From Figure 8, the degree of cumulative distribution in the observed and predicted values can be measured from the different quartiles and whiskers. Furthermore, the best model was selected based on its closeness to the observed values and the mean value. The degree of cumulative distribution between the models that were seen and those that were predicted showed that SVM-M1 was the best. Furthermore, there is a high likelihood of overfitting in data intelligence algorithms where the validation accuracy is greater than the training accuracy. However, the model can be improved by decreasing the variance and bias. In general, the optimal point is reached when the variance and bias are low, and the gap between training and validation accuracy is acceptable. In other words, if the class balance is considered in the training and validation data, the unbalanced data may cause the validation model to be biased towards one class. There are a lot of important points to be considered regarding regularization approaches and dropouts that induce this behavior. Furthermore, boxplot graphs take up less space, which is useful when comparing distributions across multiple datasets or groups.
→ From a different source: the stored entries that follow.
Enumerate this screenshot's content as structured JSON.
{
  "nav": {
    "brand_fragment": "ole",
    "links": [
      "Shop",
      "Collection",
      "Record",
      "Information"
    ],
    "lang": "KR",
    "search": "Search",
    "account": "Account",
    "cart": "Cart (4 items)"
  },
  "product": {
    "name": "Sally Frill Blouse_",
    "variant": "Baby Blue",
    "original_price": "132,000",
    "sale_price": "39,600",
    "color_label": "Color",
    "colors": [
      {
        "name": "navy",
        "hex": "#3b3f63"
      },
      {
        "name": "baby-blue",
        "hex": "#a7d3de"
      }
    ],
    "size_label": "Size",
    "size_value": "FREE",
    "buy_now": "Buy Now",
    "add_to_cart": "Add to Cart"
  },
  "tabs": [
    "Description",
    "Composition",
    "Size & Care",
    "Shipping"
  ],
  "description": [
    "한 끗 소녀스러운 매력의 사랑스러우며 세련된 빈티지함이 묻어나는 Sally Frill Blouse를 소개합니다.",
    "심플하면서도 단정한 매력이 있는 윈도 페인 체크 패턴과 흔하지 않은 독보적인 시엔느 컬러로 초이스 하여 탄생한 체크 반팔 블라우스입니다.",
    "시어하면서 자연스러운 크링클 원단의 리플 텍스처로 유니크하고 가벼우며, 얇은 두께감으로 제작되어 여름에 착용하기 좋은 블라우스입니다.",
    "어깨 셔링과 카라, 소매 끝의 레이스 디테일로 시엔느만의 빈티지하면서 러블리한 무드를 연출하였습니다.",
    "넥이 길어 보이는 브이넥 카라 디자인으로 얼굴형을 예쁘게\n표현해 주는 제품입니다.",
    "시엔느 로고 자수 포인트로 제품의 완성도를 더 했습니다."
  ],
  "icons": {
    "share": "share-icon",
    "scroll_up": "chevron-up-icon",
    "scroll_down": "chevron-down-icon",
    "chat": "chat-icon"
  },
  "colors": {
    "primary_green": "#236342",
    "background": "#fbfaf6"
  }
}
As a result, the variation is determined more by the spread of the data than by the quantitative accuracy of the models. Figure 9 represents the Taylor diagram for R, RMSE, and the standard deviation of TDSt.

According to Figure 9, the ML models were reliable tools for predicting TDSt because they had higher R-values and lower standard deviation values than the measured data. Additionally, the Taylor diagram revealed that SVM-M1 performed better than ANN-M1, ANFIS-M1, and MLR-M1 in terms of the R in the training and validation phases. Taylor diagrams have been used in the graphical presentation of data or information in the areas of climate, hydrological modeling, and water engineering. Interestingly, the Taylor diagram is used to compare the goodness-of-fit of different models [33,34]. In the same way, Figure 10 shows the error plot of the best model’s performance indicator.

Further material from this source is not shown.